А вот Илья Иосифович, напротив, вступил в самую счастливую полосу. В начале шестидесятых годов произошел в его жизни перелом: ему дали лабораторию, существующую на правах отдельного научно-исследовательского института, в лаборатории собралось несколько преданных науке до последних потрохов молодых людей; за монографию, посвященную природе гениальности, ему была присуждена без защиты степень доктора биологических наук. Правда, много лет спустя сам Илья Иосифович признавал, что те две диссертации, которые он не смог защитить из-за очередных арестов, гораздо более соответствовали докторскому званию. Но в ту пору он был в восторге от своей работы, он еще не пересмотрел своих малогениальных достижений в области исследования гениальности. Илья Иосифович пребывал в эйфории: генетика была разрешена, с Лысенко было покончено, и те самые люди, которые прежде на порог не пускали, теперь льстиво жали руки, фальшиво улыбались бывшему фронтовику, который нежданно-негаданно вышел в герои.

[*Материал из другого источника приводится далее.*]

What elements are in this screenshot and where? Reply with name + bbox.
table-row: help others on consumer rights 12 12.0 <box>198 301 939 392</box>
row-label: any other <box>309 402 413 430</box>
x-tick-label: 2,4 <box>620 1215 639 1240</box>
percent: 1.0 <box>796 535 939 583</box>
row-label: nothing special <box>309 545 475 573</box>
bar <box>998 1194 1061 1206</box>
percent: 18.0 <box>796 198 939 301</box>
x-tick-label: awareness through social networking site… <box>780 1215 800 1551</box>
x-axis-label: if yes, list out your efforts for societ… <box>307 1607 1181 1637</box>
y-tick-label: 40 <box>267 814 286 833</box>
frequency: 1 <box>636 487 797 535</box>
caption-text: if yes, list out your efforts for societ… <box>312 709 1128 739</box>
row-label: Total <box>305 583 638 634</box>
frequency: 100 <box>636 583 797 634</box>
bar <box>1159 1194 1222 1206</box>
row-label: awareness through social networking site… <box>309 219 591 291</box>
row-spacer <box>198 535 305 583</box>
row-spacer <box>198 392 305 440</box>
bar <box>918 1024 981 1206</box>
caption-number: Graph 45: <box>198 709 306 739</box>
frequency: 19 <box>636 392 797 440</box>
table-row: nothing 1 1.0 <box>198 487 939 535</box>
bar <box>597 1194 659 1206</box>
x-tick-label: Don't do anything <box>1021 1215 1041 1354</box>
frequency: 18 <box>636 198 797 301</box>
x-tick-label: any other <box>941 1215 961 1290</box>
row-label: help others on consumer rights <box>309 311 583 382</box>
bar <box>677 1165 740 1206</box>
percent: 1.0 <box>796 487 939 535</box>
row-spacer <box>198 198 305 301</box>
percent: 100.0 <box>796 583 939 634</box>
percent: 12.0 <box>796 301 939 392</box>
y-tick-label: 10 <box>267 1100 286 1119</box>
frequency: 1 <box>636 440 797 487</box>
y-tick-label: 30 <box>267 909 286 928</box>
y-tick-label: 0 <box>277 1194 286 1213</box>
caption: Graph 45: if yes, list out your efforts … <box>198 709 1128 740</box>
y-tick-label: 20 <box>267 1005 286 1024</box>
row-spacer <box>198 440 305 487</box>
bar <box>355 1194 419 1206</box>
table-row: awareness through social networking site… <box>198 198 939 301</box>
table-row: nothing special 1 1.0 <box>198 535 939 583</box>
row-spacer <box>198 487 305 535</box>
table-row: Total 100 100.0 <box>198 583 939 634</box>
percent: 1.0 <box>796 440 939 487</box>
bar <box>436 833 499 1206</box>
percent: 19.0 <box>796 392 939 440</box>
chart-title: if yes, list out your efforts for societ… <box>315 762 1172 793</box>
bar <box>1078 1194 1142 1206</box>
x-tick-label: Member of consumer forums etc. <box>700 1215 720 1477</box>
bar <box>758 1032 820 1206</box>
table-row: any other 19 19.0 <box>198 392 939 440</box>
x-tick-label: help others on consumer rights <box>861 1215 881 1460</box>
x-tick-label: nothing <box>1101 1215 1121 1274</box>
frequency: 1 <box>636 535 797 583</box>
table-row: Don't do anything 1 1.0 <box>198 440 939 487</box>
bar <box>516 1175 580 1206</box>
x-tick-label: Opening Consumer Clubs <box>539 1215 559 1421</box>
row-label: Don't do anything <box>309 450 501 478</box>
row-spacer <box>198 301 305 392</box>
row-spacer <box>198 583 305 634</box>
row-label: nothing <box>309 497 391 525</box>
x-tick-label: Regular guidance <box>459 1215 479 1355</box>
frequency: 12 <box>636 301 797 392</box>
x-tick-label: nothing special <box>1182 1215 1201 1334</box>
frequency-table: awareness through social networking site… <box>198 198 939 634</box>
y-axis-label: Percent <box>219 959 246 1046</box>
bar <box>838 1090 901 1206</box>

Главное же событие в жизни Ильи Иосифовича, долго укрываемое ото всех, называлось Валентиной Второй. Аспирантка из Новосибирска, Валентина Моисеевна Грызкина, девушка спортивного типа, полнейшая противоположность покойной Валентине, влюбилась в своего научного руководителя с целеустремленностью нападающей баскетболистки. Она и впрямь была лучшим бомбардиром университетской женской команды по баскетболу, и ее спортивный напор подкрепляла внутренняя твердость староверов — она происходила из раскольничьей семьи. Один из ее предков сопровождал протопопа Аввакума в знаменитом его путешествии, с тех пор семья осела в Сибири и более двухсот лет, принимая всяческие гонения, упорствовала в своей вере и производила сильное и многочисленное потомство. И вот таким людям, закаленным в вековой войне, Валентина объявила классе в шестом, что человек произошел от обезьяны. Для начала родители вздули ее со всей патриархальной жестокостью и запретили ходить в школу. Но девочка оказалась достойна своих родителей: нашла коса на камень. Вера на веру… После двух лет сокрушительной борьбы за достоинство человека, произошедшего от обезьяны, Валентина ушла из дому, унося на вполне уже развернувшихся плечах проклятие деда. Далее последовал интернат, вечерняя школа, университет — неизвестно на какие шиши, без всякой материальной поддержки, на одной грошовой стипендии. На последнем курсе она прочитала в журнале «Генетика» несколько статей Гольдберга и выбрала его в учителя. Приехала в Москву с направлением в аспирантуру — красный диплом все-таки!— разыскала Илью Иосифовича и сдала экзамены.